Prerequisite: GBF 101

GBF 343 Real Estate Finance I (3 Credits)

Examines the fundamentals of real estate finance, including various types of mortgages and financing structures, loan underwriting, the construction loan, and the secondary mortgage. Debt securitization and financing residential and income-producing property are explored.

Prerequisite: GBF 220

GBF 344 Real Estate Finance II (3 Credits)

Provides an analytical framework for understanding the real estate finance and development process from both a quantitative and non-quantitative perspective. Topics addressed include establishing investment/development objectives, identifying prospective sites, understanding the public permitting process, preparing market and feasibility studies, securing debt and equity financing, coordinating the design and construction process, and marketing and managing real estate assets. Includes preparation of income statements, sources and uses of funds statements, federal tax impact analysis, and discounted cash flow analysis.

Prerequisite: GBF 343

GBF 400 Selected Topics in Finance (1-3 Credits)
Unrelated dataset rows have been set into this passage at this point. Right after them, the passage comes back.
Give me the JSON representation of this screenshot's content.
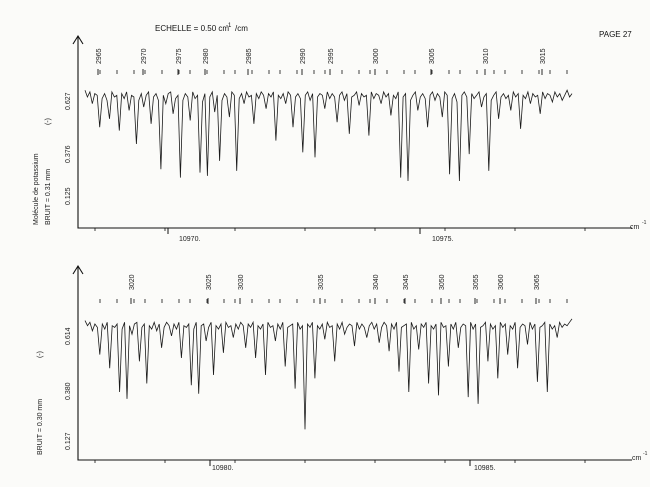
{
  "header": {
    "scale_label": "ECHELLE = 0.50 cm",
    "scale_exponent": "-1",
    "scale_unit": "/cm",
    "page_label": "PAGE 27"
  },
  "chart_data": [
    {
      "type": "line",
      "panel": "upper",
      "ylabel": "Molécule de potassium",
      "noise_label": "BRUIT = 0.31 mm",
      "yunit": "(-)",
      "ytick_labels": [
        "0.627",
        "0.376",
        "0.125"
      ],
      "x_unit": "cm",
      "x_unit_exp": "-1",
      "x_tick_labels": [
        "10970.",
        "10975."
      ],
      "line_numbers": [
        "2965",
        "2970",
        "2975",
        "2980",
        "2985",
        "2990",
        "2995",
        "3000",
        "3005",
        "3010",
        "3015"
      ],
      "series": [
        {
          "values": [
            0.82,
            0.78,
            0.81,
            0.74,
            0.8,
            0.79,
            0.6,
            0.77,
            0.8,
            0.76,
            0.65,
            0.81,
            0.78,
            0.79,
            0.58,
            0.8,
            0.77,
            0.81,
            0.7,
            0.79,
            0.78,
            0.5,
            0.76,
            0.8,
            0.72,
            0.79,
            0.81,
            0.62,
            0.78,
            0.8,
            0.76,
            0.35,
            0.79,
            0.74,
            0.8,
            0.81,
            0.68,
            0.77,
            0.79,
            0.3,
            0.76,
            0.8,
            0.78,
            0.64,
            0.81,
            0.77,
            0.79,
            0.33,
            0.75,
            0.8,
            0.31,
            0.78,
            0.81,
            0.69,
            0.79,
            0.4,
            0.76,
            0.8,
            0.78,
            0.66,
            0.81,
            0.79,
            0.34,
            0.77,
            0.8,
            0.74,
            0.81,
            0.78,
            0.79,
            0.62,
            0.8,
            0.77,
            0.81,
            0.79,
            0.71,
            0.8,
            0.78,
            0.81,
            0.52,
            0.79,
            0.77,
            0.8,
            0.74,
            0.81,
            0.79,
            0.6,
            0.78,
            0.8,
            0.77,
            0.45,
            0.79,
            0.81,
            0.76,
            0.8,
            0.42,
            0.78,
            0.8,
            0.79,
            0.71,
            0.81,
            0.77,
            0.8,
            0.78,
            0.63,
            0.79,
            0.81,
            0.76,
            0.8,
            0.56,
            0.78,
            0.79,
            0.81,
            0.73,
            0.8,
            0.78,
            0.79,
            0.55,
            0.81,
            0.77,
            0.8,
            0.79,
            0.74,
            0.81,
            0.78,
            0.8,
            0.67,
            0.79,
            0.77,
            0.81,
            0.3,
            0.78,
            0.8,
            0.28,
            0.76,
            0.79,
            0.81,
            0.7,
            0.78,
            0.8,
            0.77,
            0.6,
            0.79,
            0.81,
            0.76,
            0.8,
            0.78,
            0.66,
            0.81,
            0.79,
            0.32,
            0.77,
            0.8,
            0.75,
            0.28,
            0.79,
            0.81,
            0.78,
            0.44,
            0.8,
            0.77,
            0.79,
            0.81,
            0.72,
            0.78,
            0.8,
            0.34,
            0.76,
            0.79,
            0.81,
            0.65,
            0.78,
            0.8,
            0.77,
            0.79,
            0.7,
            0.81,
            0.78,
            0.8,
            0.59,
            0.79,
            0.77,
            0.81,
            0.74,
            0.8,
            0.78,
            0.79,
            0.68,
            0.81,
            0.77,
            0.8,
            0.79,
            0.75,
            0.81,
            0.78,
            0.8,
            0.76,
            0.79,
            0.82,
            0.78,
            0.8
          ]
        }
      ]
    },
    {
      "type": "line",
      "panel": "lower",
      "noise_label": "BRUIT = 0.30 mm",
      "yunit": "(-)",
      "ytick_labels": [
        "0.614",
        "0.380",
        "0.127"
      ],
      "x_unit": "cm",
      "x_unit_exp": "-1",
      "x_tick_labels": [
        "10980.",
        "10985."
      ],
      "line_numbers": [
        "3020",
        "3025",
        "3030",
        "3035",
        "3040",
        "3045",
        "3050",
        "3055",
        "3060",
        "3065"
      ],
      "series": [
        {
          "values": [
            0.82,
            0.79,
            0.81,
            0.76,
            0.8,
            0.78,
            0.62,
            0.8,
            0.77,
            0.81,
            0.54,
            0.79,
            0.78,
            0.8,
            0.4,
            0.77,
            0.81,
            0.36,
            0.79,
            0.74,
            0.8,
            0.81,
            0.58,
            0.78,
            0.8,
            0.45,
            0.79,
            0.77,
            0.81,
            0.76,
            0.8,
            0.66,
            0.78,
            0.81,
            0.79,
            0.73,
            0.8,
            0.77,
            0.81,
            0.6,
            0.79,
            0.78,
            0.8,
            0.44,
            0.77,
            0.81,
            0.39,
            0.79,
            0.8,
            0.7,
            0.78,
            0.81,
            0.5,
            0.79,
            0.77,
            0.8,
            0.63,
            0.81,
            0.78,
            0.79,
            0.72,
            0.8,
            0.77,
            0.81,
            0.79,
            0.66,
            0.8,
            0.78,
            0.81,
            0.6,
            0.79,
            0.77,
            0.8,
            0.5,
            0.81,
            0.78,
            0.79,
            0.7,
            0.8,
            0.77,
            0.81,
            0.55,
            0.78,
            0.79,
            0.8,
            0.42,
            0.81,
            0.77,
            0.79,
            0.18,
            0.8,
            0.78,
            0.81,
            0.48,
            0.79,
            0.77,
            0.8,
            0.71,
            0.81,
            0.78,
            0.79,
            0.58,
            0.8,
            0.77,
            0.81,
            0.74,
            0.78,
            0.8,
            0.79,
            0.67,
            0.81,
            0.77,
            0.8,
            0.78,
            0.72,
            0.79,
            0.81,
            0.77,
            0.8,
            0.69,
            0.78,
            0.81,
            0.79,
            0.64,
            0.8,
            0.77,
            0.81,
            0.52,
            0.78,
            0.79,
            0.8,
            0.4,
            0.81,
            0.77,
            0.79,
            0.65,
            0.8,
            0.78,
            0.81,
            0.45,
            0.79,
            0.77,
            0.8,
            0.38,
            0.81,
            0.78,
            0.79,
            0.55,
            0.8,
            0.77,
            0.81,
            0.66,
            0.78,
            0.8,
            0.79,
            0.37,
            0.81,
            0.77,
            0.8,
            0.33,
            0.78,
            0.79,
            0.81,
            0.58,
            0.8,
            0.77,
            0.79,
            0.48,
            0.81,
            0.78,
            0.8,
            0.62,
            0.79,
            0.77,
            0.81,
            0.54,
            0.78,
            0.8,
            0.79,
            0.68,
            0.81,
            0.77,
            0.8,
            0.46,
            0.78,
            0.79,
            0.81,
            0.4,
            0.8,
            0.77,
            0.79,
            0.72,
            0.81,
            0.78,
            0.8,
            0.79,
            0.81,
            0.83
          ]
        }
      ]
    }
  ]
}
An upper division course designed to give greater coverage to those finance topics that are not covered in great detail in other courses. The topics selected are at the discretion of the instructor. Some potential topics include dividend policy, mergers and acquisitions, bankruptcy and reorganization, risk markets, cost of capital and capital structure. An integral part of the course is the class presentation required of all students. The presentation revolves around some area of interest from the topics covered in the course.

Prerequisite: GBF 210 and GBF 220. May be repeated for credit.

GBF 410 Seminar in Options Trading (3 Credits)

The theoretical foundations, institutional details, and practical applications of options trading: various pricing models and their development; in-depth examination of the use of options as speculative, hedging, investment, and arbitrage tools; the role of options with respect to the proper functioning of the modern market economy. The central focus is on stock options.

Prerequisite: GBF 210

GBF 437 International Commodities Trading (3 Credits)

This course looks in detail at derivatives used to conduct commodity trade across international markets. Such derivatives include options, futures, forwards, swaps, and spots. This course also focuses on risk management, and uses mathematical models to set conditions for minimum risk and to predict relevant variables important to such trade.

Prerequisite: GBF 210

GBF 481 Independent Study in Finance (3 Credits)

This course looks in detail at derivatives used to conduct commodity trade across international markets. Such derivatives include options, futures, forwards, swaps, and spots. This course also focuses on risk management, and uses mathematical models to set conditions for minimum risk and to predict relevant variables important to such trade.

Prerequisite: GBF 210.

GBF 498 Internship in Finance (3 Credits)

Seniors majoring in Economics and Finance can register for academic credit for field experience with business or government agencies in the greater New York area. Students will work under the supervision of a faculty member.

Prerequisite: Senior status, GPA of 2.5 in major and departmental permission.